Nos grunhidos da família no Vidas Secas (1938) de Graciliano Ramos ou na luz dura de Luiz Carlos Barreto no filme homônimo de Nelson Pereira dos Santos (1963), o que importava era a radicalidade do gesto de transfiguração: partir da dureza da realidade para esticar os limites da língua até o indizível ou para forçar as potências visuais do cinema até a desfiguração. Em Rebento, ao contrário, todo o esforço reside em figurar o máximo possível de dor e sofrimento a partir de uma linguagem francamente lacrimosa, mas com verniz artístico: as expressões faciais reincidentemente aflitas, a câmera lenta que prolonga ao máximo o espetáculo da agonia, o fogo no canavial, os flashbacks, o choque constantemente amansado pelos violoncelos e pianos. Não há moeda mais valiosa no mercado dos festivais internacionais hoje (Cannes à proa) do que essa cosmética do choque, essa virulência embalada a vácuo e revestida por uma capa bem vistosa e atraente, esse tapa na cara com luvas de pelica levado a cabo anualmente por campeões como Michael Haneke, Lynne Ramsay, Andrey Zvyagintsev e Yorgos Lanthimos. Se um dia no cinema brasileiro o impulso de saltar para fora da arte foi o caminho belamente paradoxal de uma profunda transformação artística, em Rebento o desespero por parecer arte – na mira do “cinema de arte” internacional – não consegue recobrir um mal disfarçado compromisso com a norma corrente.
Distopia e norma
Se a primeira noite fora marcada por uma temporalidade presente atravessada pelas reminiscências de um passado imemorial, na segunda noite de projeções é a imaginação de um futuro distópico – como interrogação do presente do país – que dá o tom. Tanto nos curtas DNAM – Deus não Acredita em Máquinas (Ely Marques, 2018) e Coletivo de Multidão (Manoel Fernandes, 2018) quanto no longa Sol Alegria (Tavinho Teixeira & Mariah Teixeira, 2018) – sobre o qual retornarei mais adiante neste texto –, salta aos olhos o esforço partilhado pelos cineastas paraibanos contemporâneos em apostar na distopia como tática narrativa de enfrentamento do atual estado de coisas.

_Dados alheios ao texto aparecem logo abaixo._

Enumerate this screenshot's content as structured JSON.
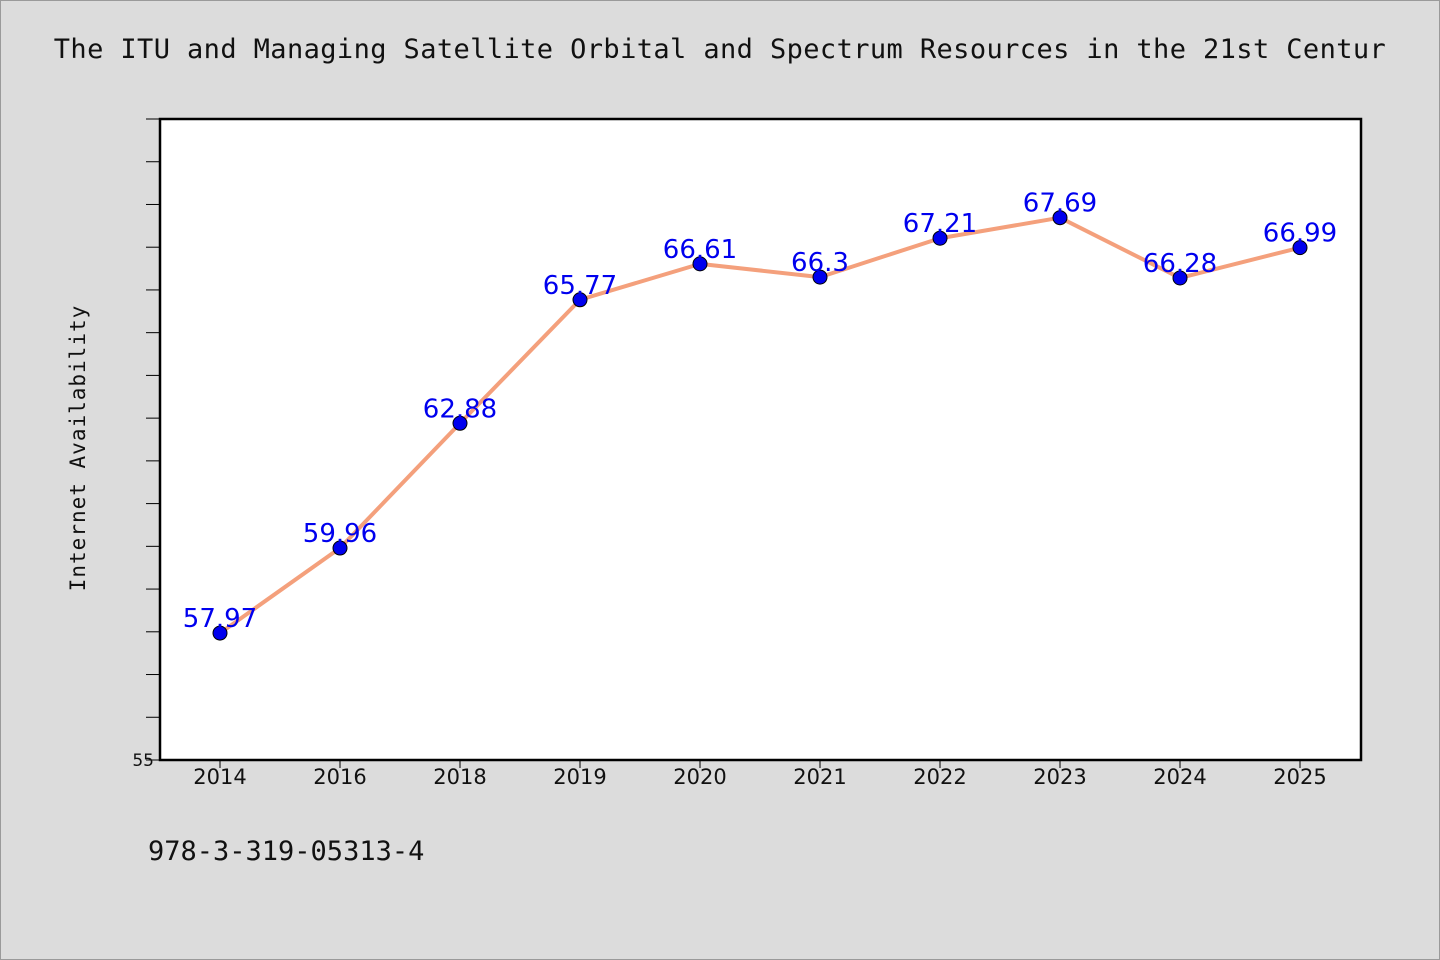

DNAM situa a ação no ano de 2042, doze anos após uma inteligência artificial chinesa ter causado a falência do sistema financeiro internacional e instaurado uma distopia típica dos filmes de ficção científica consagrados: esvaziamento das ruas, vigilância constante, controle ostensivo das vidas. Encerrados em um bunker, um homem e uma mulher preparam um ato de resistência, que consiste no sequestro de um palhaço-pastor (vivido por Tavinho Teixeira) que aparece constantemente na TV. Embora o exercício de apropriação de clássicos hollywoodianos tenha algum interesse – os figurinos e o visual cyberpunk são uma tradução terceiro-mundista de Blade Runner (Ridley Scott, 1982), o inimigo-refém lembra o videoativista de Eles Vivem (John Carpenter, 1988) com sinal trocado –, o filme se contenta em ser um esboço, recheado de frases lapidares um tanto desgastadas (“nós somos a luz no fim do túnel”) e, sobretudo, permeado por uma reverência um tanto inócua às fontes. O personagem de Tavinho é o único que promete alguma benfazeja avacalhação – que não é suficiente, contudo, para romper com a aura de autoimportância que torna o filme excessivamente refém do repertório de onde partiu. Ao fim e ao cabo, o “Extremo Oriental das Américas no ano da graça de 2042” poderia ser qualquer outro cenário distópico já retratado inúmeras vezes.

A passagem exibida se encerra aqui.